Il secondo possibile nesso di allenanza e secondo perché subordinato alla centralità dei nostri corpi e della nostra materialità incarnata, è che sia le femministe che le lesbiche sono soggettività eccentriche che pongono in questo momento storico uno stesso problema: quale possibile comunità è costruibile a partire da quelle specifiche soggettività? Come si costituisce oggi una comunità non identitaria che tenga conto delle differenze, partendo dal fatto che per noi la soggettività di una politica di trasformazione sociale non può essere costituita da colore, genere sessuale, differenza di classe, presi singolarmente, ma da una figura più complessa che senza negare nessuna delle determinazioni e divisioni sociali che la compongono, cerca anzi di nominarle e rivendicarle(Lorde)?

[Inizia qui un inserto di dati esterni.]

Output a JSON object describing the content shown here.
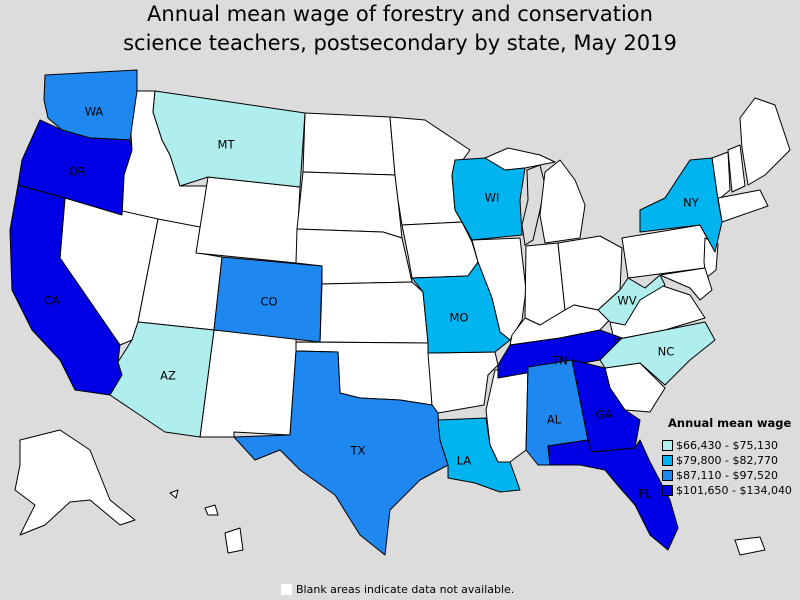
{
  "title": {
    "line1": "Annual mean wage of forestry and conservation",
    "line2": "science teachers, postsecondary by state, May 2019"
  },
  "colors": {
    "background": "#dcdcdc",
    "no_data": "#ffffff",
    "tier1": "#b0eeee",
    "tier2": "#00b4f0",
    "tier3": "#1e88f0",
    "tier4": "#0000e6"
  },
  "legend": {
    "title": "Annual mean wage",
    "items": [
      {
        "label": "$66,430 - $75,130",
        "color": "#b0eeee"
      },
      {
        "label": "$79,800 - $82,770",
        "color": "#00b4f0"
      },
      {
        "label": "$87,110 - $97,520",
        "color": "#1e88f0"
      },
      {
        "label": "$101,650 - $134,040",
        "color": "#0000e6"
      }
    ]
  },
  "footnote": "Blank areas indicate data not available.",
  "states": {
    "WA": {
      "label": "WA",
      "tier": 3
    },
    "OR": {
      "label": "OR",
      "tier": 4
    },
    "CA": {
      "label": "CA",
      "tier": 4
    },
    "MT": {
      "label": "MT",
      "tier": 1
    },
    "AZ": {
      "label": "AZ",
      "tier": 1
    },
    "CO": {
      "label": "CO",
      "tier": 3
    },
    "TX": {
      "label": "TX",
      "tier": 3
    },
    "MO": {
      "label": "MO",
      "tier": 2
    },
    "LA": {
      "label": "LA",
      "tier": 2
    },
    "WI": {
      "label": "WI",
      "tier": 2
    },
    "TN": {
      "label": "TN",
      "tier": 4
    },
    "AL": {
      "label": "AL",
      "tier": 3
    },
    "GA": {
      "label": "GA",
      "tier": 4
    },
    "FL": {
      "label": "FL",
      "tier": 4
    },
    "NC": {
      "label": "NC",
      "tier": 1
    },
    "WV": {
      "label": "WV",
      "tier": 1
    },
    "NY": {
      "label": "NY",
      "tier": 2
    }
  }
}
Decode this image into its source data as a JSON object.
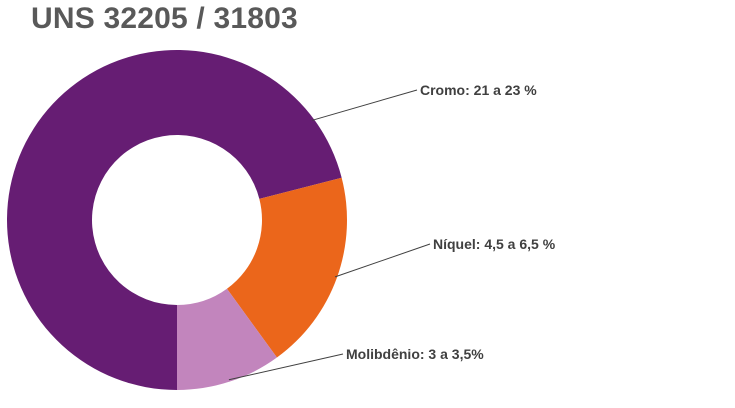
{
  "title": "UNS 32205 / 31803",
  "chart_data": {
    "type": "pie",
    "style": "donut",
    "title": "UNS 32205 / 31803",
    "slices": [
      {
        "label": "Cromo: 21 a 23 %",
        "value": 71,
        "color": "#661D73"
      },
      {
        "label": "Níquel: 4,5 a 6,5 %",
        "value": 19,
        "color": "#EB661B"
      },
      {
        "label": "Molibdênio: 3 a 3,5%",
        "value": 10,
        "color": "#C285BD"
      }
    ],
    "legend": "none"
  }
}
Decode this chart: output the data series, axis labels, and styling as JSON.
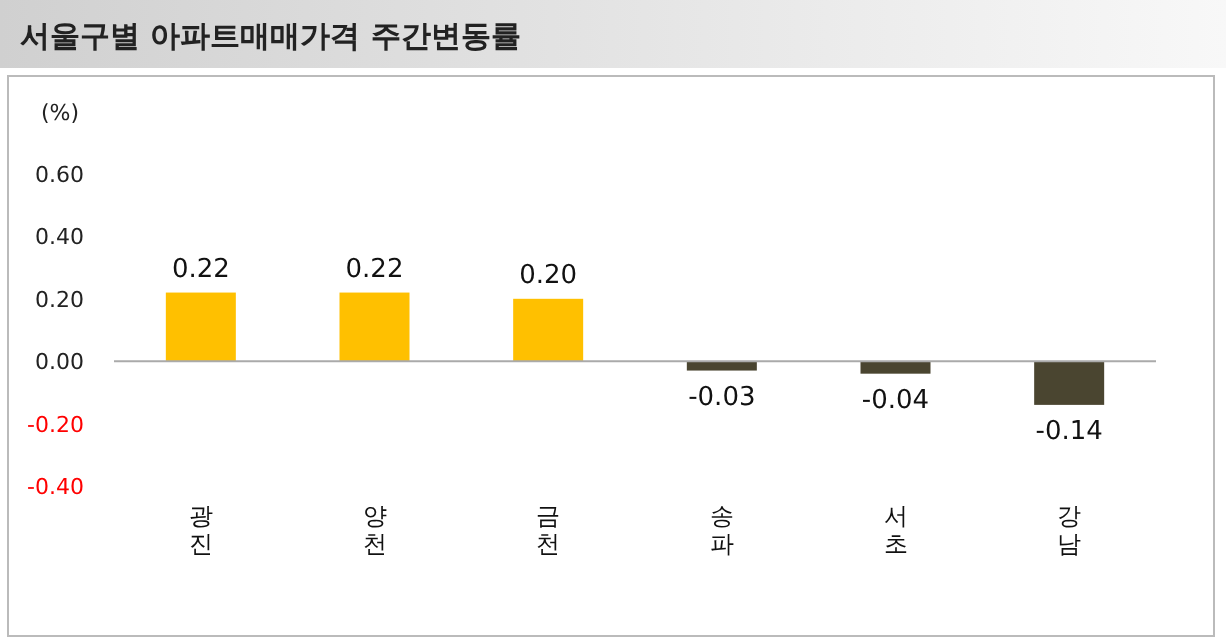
{
  "chart_data": {
    "type": "bar",
    "title": "서울구별 아파트매매가격 주간변동률",
    "ylabel": "(%)",
    "categories": [
      "광진",
      "양천",
      "금천",
      "송파",
      "서초",
      "강남"
    ],
    "values": [
      0.22,
      0.22,
      0.2,
      -0.03,
      -0.04,
      -0.14
    ],
    "colors": [
      "#ffc000",
      "#ffc000",
      "#ffc000",
      "#4a4530",
      "#4a4530",
      "#4a4530"
    ],
    "value_labels": [
      "0.22",
      "0.22",
      "0.20",
      "-0.03",
      "-0.04",
      "-0.14"
    ],
    "ylim": [
      -0.4,
      0.6
    ],
    "yticks": [
      {
        "value": 0.6,
        "label": "0.60"
      },
      {
        "value": 0.4,
        "label": "0.40"
      },
      {
        "value": 0.2,
        "label": "0.20"
      },
      {
        "value": 0,
        "label": "0.00"
      },
      {
        "value": -0.2,
        "label": "-0.20"
      },
      {
        "value": -0.4,
        "label": "-0.40"
      }
    ],
    "orientation": "vertical"
  }
}
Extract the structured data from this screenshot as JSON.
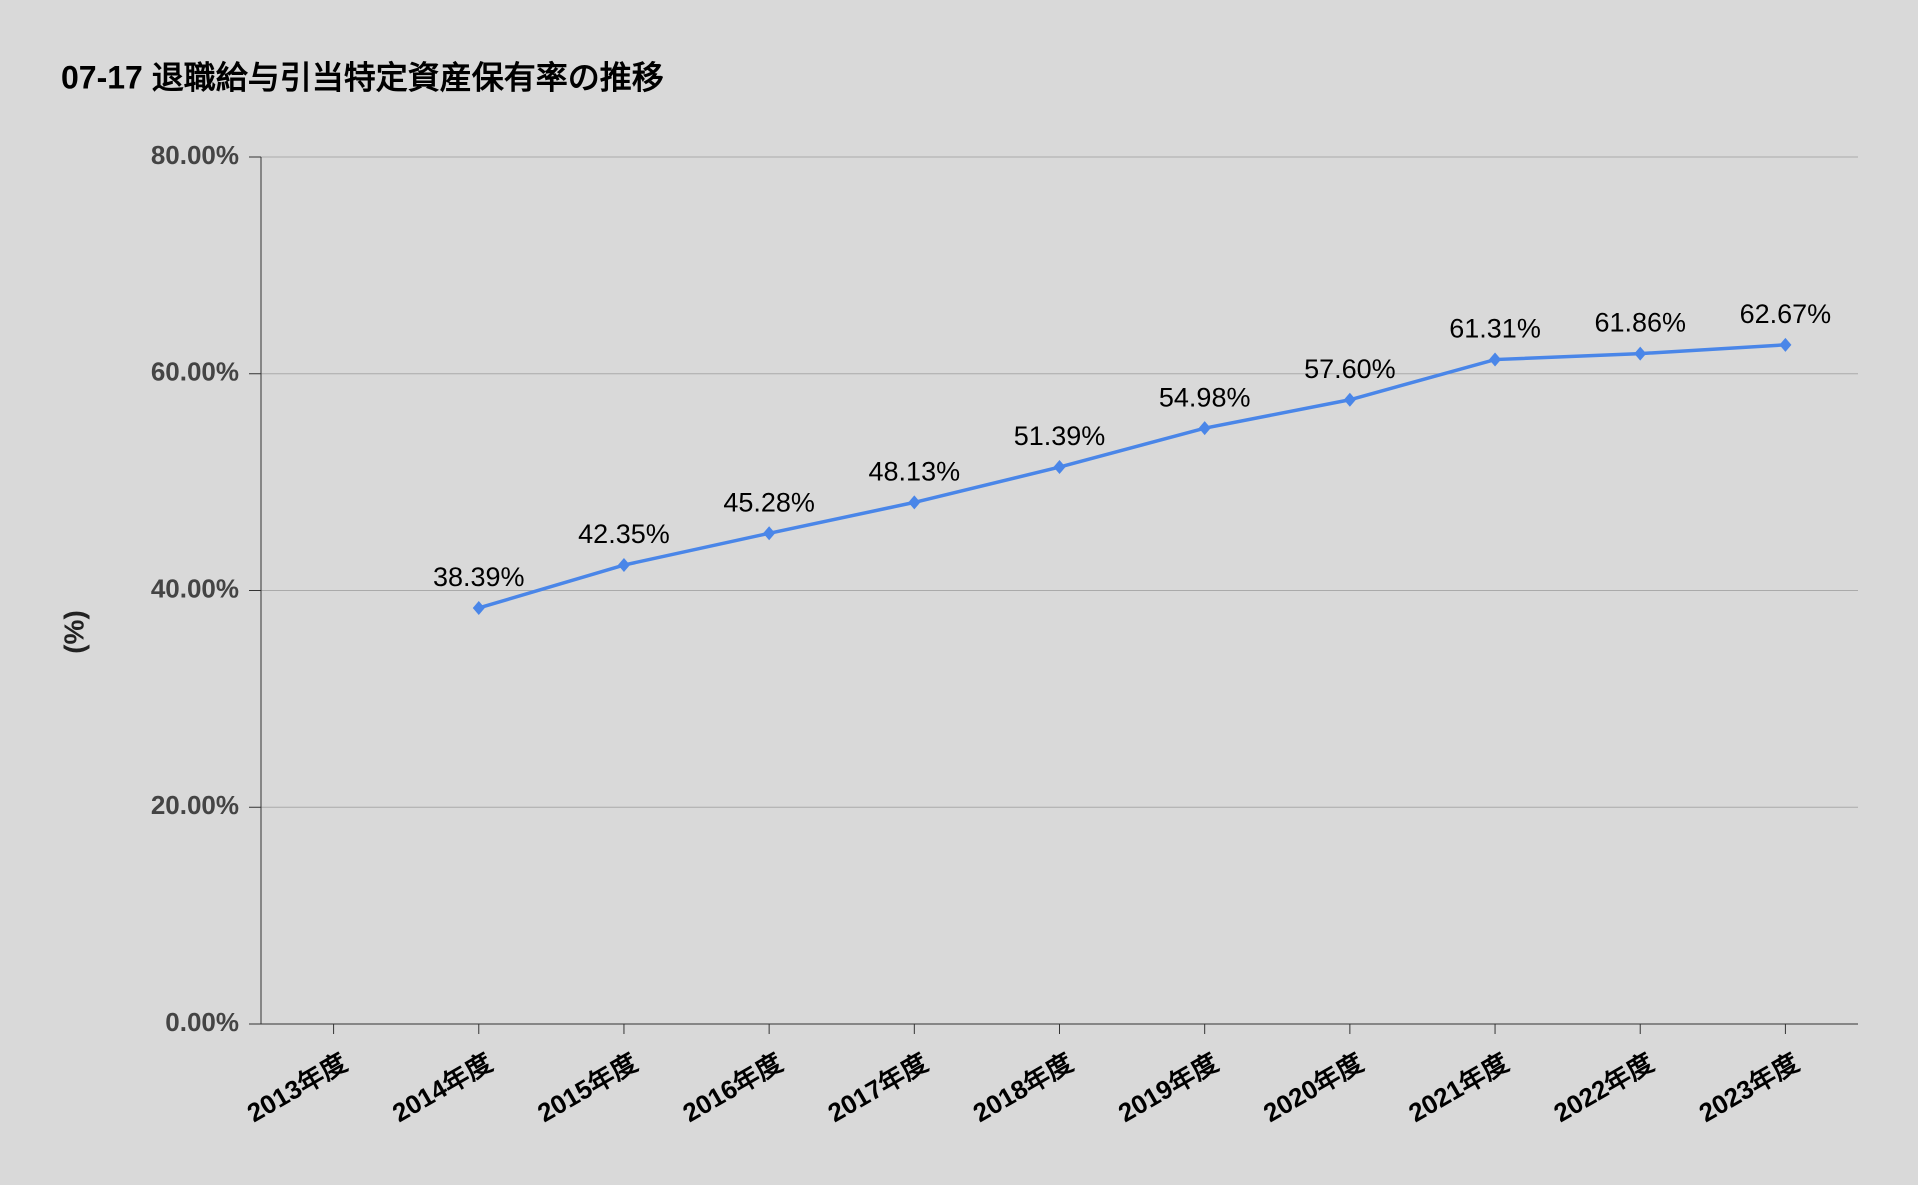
{
  "chart_data": {
    "type": "line",
    "title": "07-17 退職給与引当特定資産保有率の推移",
    "y_label": "(%)",
    "categories": [
      "2013年度",
      "2014年度",
      "2015年度",
      "2016年度",
      "2017年度",
      "2018年度",
      "2019年度",
      "2020年度",
      "2021年度",
      "2022年度",
      "2023年度"
    ],
    "series": [
      {
        "color": "#4a86e8",
        "values": [
          null,
          38.39,
          42.35,
          45.28,
          48.13,
          51.39,
          54.98,
          57.6,
          61.31,
          61.86,
          62.67
        ],
        "value_labels": [
          null,
          "38.39%",
          "42.35%",
          "45.28%",
          "48.13%",
          "51.39%",
          "54.98%",
          "57.60%",
          "61.31%",
          "61.86%",
          "62.67%"
        ]
      }
    ],
    "ylim": [
      0,
      80
    ],
    "yticks": [
      {
        "value": 0,
        "label": "0.00%"
      },
      {
        "value": 20,
        "label": "20.00%"
      },
      {
        "value": 40,
        "label": "40.00%"
      },
      {
        "value": 60,
        "label": "60.00%"
      },
      {
        "value": 80,
        "label": "80.00%"
      }
    ],
    "grid": true
  }
}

5) Strategie e pratiche di resistenza
Il 24 Novembre con l’assunzione collettiva del tema della violenza degli uomini sulle donne, si è radicalmente messo in discussione il sistema eterosessista basato sulla famiglia. Ma in che modo si sostituisce concretamente il sistema familiare nelle nostre esistenze? Analizzando le nostre pratiche di vita lesbica abbiamo visualizzato come molte di noi tentino la costruzione di “reti lesbiche” che si sostituiscano all’assetto familiare o “omosociale” su cui si regge il patriarcato. Questo tipo di pratica, che in altri paesi, per esempio la Germania, è comune e funzionante sebbene non scontata, in Italia invece spesso naufraga o trova difficile realizzazione. Nell’esperienza di alcune, il tentativo di costituire nuclei di vita resistenti si scontra con la tendenza di molte all’organizzazione della propria esistenza basata sulla relazione di coppia. Non vogliamo in questo modo mettere in discussione la relazione d’amore come fondante del vissuto delle lesbiche, ma porre la questione di un’assunzione collettiva di responsabilità rispetto alle nostre esistenze. Sottrarre le esistenze al controllo e alla funzione della famiglia e della coppia ha per noi un enorme valore politico che ridefinisce e sovverte il quadro della socialità così come è stata fino ad oggi delineata e descrive per tanto un nuovo spazio pubblico transitato da nuove soggettività che abitano nuove socialità. In questo senso dovremmo interrogarci sul modo di costruire quelli reti che possano non soltanto garantire la cura reciproca (laddove per cura intendiamo il contatto e l’assunzione dell’indigenza, della malattia, della vecchiaia e per fino della morte dell’altra), ma diventare spazi di costruzione di immaginario e pratiche trasformative. La costruzione di questa nuova socialità che spesso per le lesbiche è l’unica garanzia di sopravvivenza, chiama in causa direttamente anche le femministe. Questa potrebbe essere anche per le femministe una strategia valida per mettere realmente in discussione l’ordine familista dell’eterosistema? Il prodursi per altro di una socialità eccentrica comporterebbe un’automatica messa in discussione del sistema del diritto tarato su un assetto duale?